In fact, in the last couple of decades, I’ve hardly heard anyone refer to the Queen Charlotte Islands. The only exceptions I can recall are The Globe and Mail, which I often think of a newspaper written by seventy-year-olds for seventy-years-old (and as too Eastern to know better), and members of the Monarchist League, who blindly defend anything with the remotest connection to royalty. The people who live on the islands call them Haida Gwaii, and that is enough for most people, either because they’re polite or out a vague sense that the people who live there should have a right to determine the name.

I mean, it’s not as though one person in ten knows who Queen Charlotte was. I know, but, then I read history. Yet although in theory I have a good deal of sympathy for Queen Charlotte, who had to endure George III’s madness, in which he sometimes yearned for a woman other than her, in practice she doesn’t have much to do with British Columbia. Her sole association is that a ship on George Dixon’s voyage of discovery in 1786 was named for her.
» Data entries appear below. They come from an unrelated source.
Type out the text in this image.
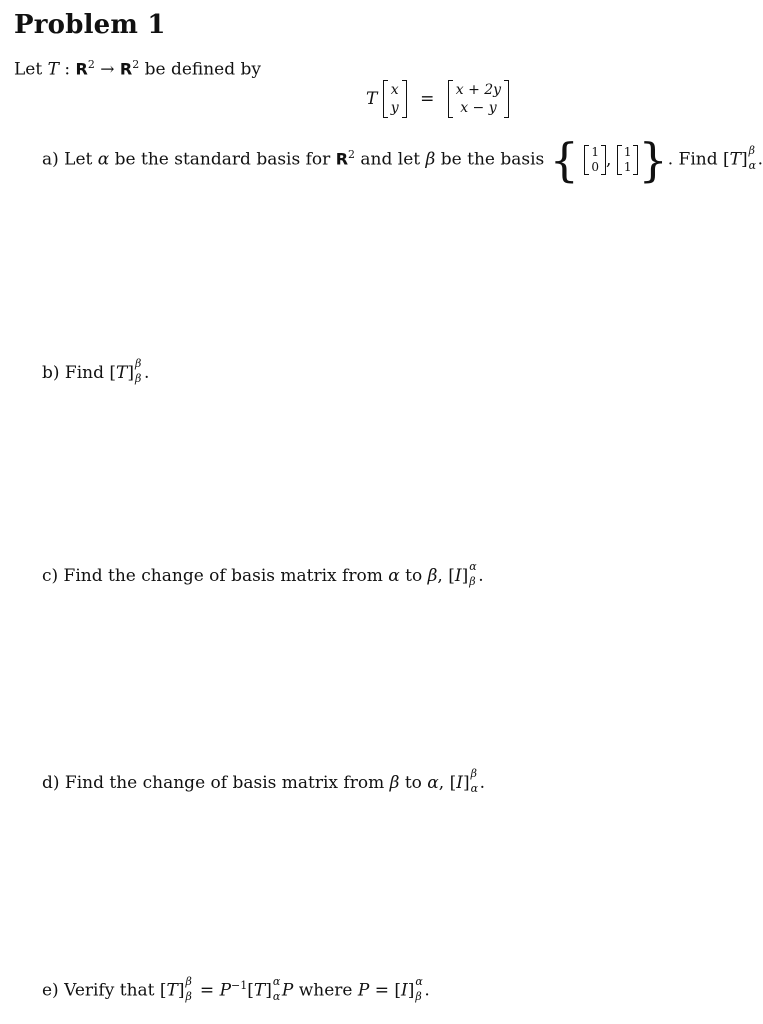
Problem 1
Let T : $R^2 \to R^2$ be defined by
T x
y = x + 2y
x − y
a) Let α be the standard basis for $R^2$ and let β be the basis { 1
0 , 1
1 }. Find [T] β
α .
b) Find [T] β
β .
c) Find the change of basis matrix from α to β, [I] α
β .
d) Find the change of basis matrix from β to α, [I] β
α .
e) Verify that [T] β
$\beta = P^{-1}[T]$ α
α P where P = [I] α
β .
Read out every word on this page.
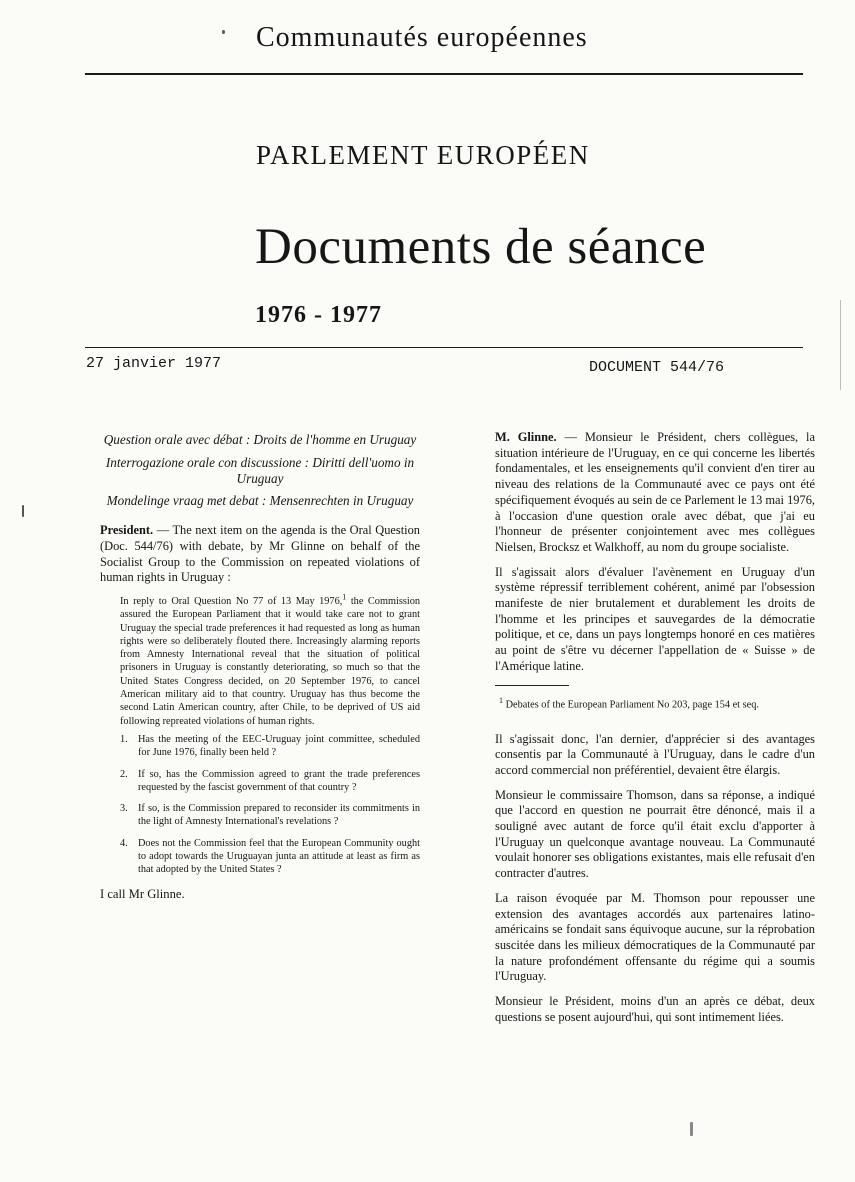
Communautés européennes
PARLEMENT EUROPÉEN
Documents de séance
1976 - 1977
27 janvier 1977	DOCUMENT 544/76
Question orale avec débat : Droits de l'homme en Uruguay
Interrogazione orale con discussione : Diritti dell'uomo in Uruguay
Mondelinge vraag met debat : Mensenrechten in Uruguay

President. — The next item on the agenda is the Oral Question (Doc. 544/76) with debate, by Mr Glinne on behalf of the Socialist Group to the Commission on repeated violations of human rights in Uruguay :

In reply to Oral Question No 77 of 13 May 1976,$^1$ the Commission assured the European Parliament that it would take care not to grant Uruguay the special trade preferences it had requested as long as human rights were so deliberately flouted there. Increasingly alarming reports from Amnesty International reveal that the situation of political prisoners in Uruguay is constantly deteriorating, so much so that the United States Congress decided, on 20 September 1976, to cancel American military aid to that country. Uruguay has thus become the second Latin American country, after Chile, to be deprived of US aid following repreated violations of human rights.

1. Has the meeting of the EEC-Uruguay joint committee, scheduled for June 1976, finally been held ?
2. If so, has the Commission agreed to grant the trade preferences requested by the fascist government of that country ?
3. If so, is the Commission prepared to reconsider its commitments in the light of Amnesty International's revelations ?
4. Does not the Commission feel that the European Community ought to adopt towards the Uruguayan junta an attitude at least as firm as that adopted by the United States ?

I call Mr Glinne.

M. Glinne. — Monsieur le Président, chers collègues, la situation intérieure de l'Uruguay, en ce qui concerne les libertés fondamentales, et les enseignements qu'il convient d'en tirer au niveau des relations de la Communauté avec ce pays ont été spécifiquement évoqués au sein de ce Parlement le 13 mai 1976, à l'occasion d'une question orale avec débat, que j'ai eu l'honneur de présenter conjointement avec mes collègues Nielsen, Brocksz et Walkhoff, au nom du groupe socialiste.

Il s'agissait alors d'évaluer l'avènement en Uruguay d'un système répressif terriblement cohérent, animé par l'obsession manifeste de nier brutalement et durablement les droits de l'homme et les principes et sauvegardes de la démocratie politique, et ce, dans un pays longtemps honoré en ces matières au point de s'être vu décerner l'appellation de « Suisse » de l'Amérique latine.

$^1$ Debates of the European Parliament No 203, page 154 et seq.

Il s'agissait donc, l'an dernier, d'apprécier si des avantages consentis par la Communauté à l'Uruguay, dans le cadre d'un accord commercial non préférentiel, devaient être élargis.

Monsieur le commissaire Thomson, dans sa réponse, a indiqué que l'accord en question ne pourrait être dénoncé, mais il a souligné avec autant de force qu'il était exclu d'apporter à l'Uruguay un quelconque avantage nouveau. La Communauté voulait honorer ses obligations existantes, mais elle refusait d'en contracter d'autres.

La raison évoquée par M. Thomson pour repousser une extension des avantages accordés aux partenaires latino-américains se fondait sans équivoque aucune, sur la réprobation suscitée dans les milieux démocratiques de la Communauté par la nature profondément offensante du régime qui a soumis l'Uruguay.

Monsieur le Président, moins d'un an après ce débat, deux questions se posent aujourd'hui, qui sont intimement liées.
She probably would have hard-pressed to locate the islands without help.

At any rate, the 18th century explorers of the Pacific, Cook and Vancouver included, may have been fine surveyors, but I don’t see why we should regard their poverty of imagination as unchangeable. When they came to naming landmarks, their resources were painfully limited: First, their officers, then their ships, then all the members of the English royal family they could remember, then start all over again. If you read about their voyages of discovery, you soon sense an air of desperation about their names. Sometimes, I’m surprised that we don’t have coast lines full of No Name Bays, Capes #42, and Mounts Whatyoumacallit.

By contrast to the arbitrary names of the European explorers, Haida Gwaii is deeply meaningful to those who live there. Translated as something like “Islands of the People,” the new name acknowledges the people who have lived there for a minimum of ten thousand years, developed and still practice some of the most genuinely moving art that I have seen, and who are now moving rapidly towards self-determination. All this seem far more worth acknowledging in a name than a half-forgotten royal consort. Besides, if anyone wants to remember Charlotte of Mecklenburg-Strelitz, the islands still include a Queen Charlotte City.

But when you think of it, the name change isn’t really radical at all. It’s just a recognition of how things are – and have been for some time.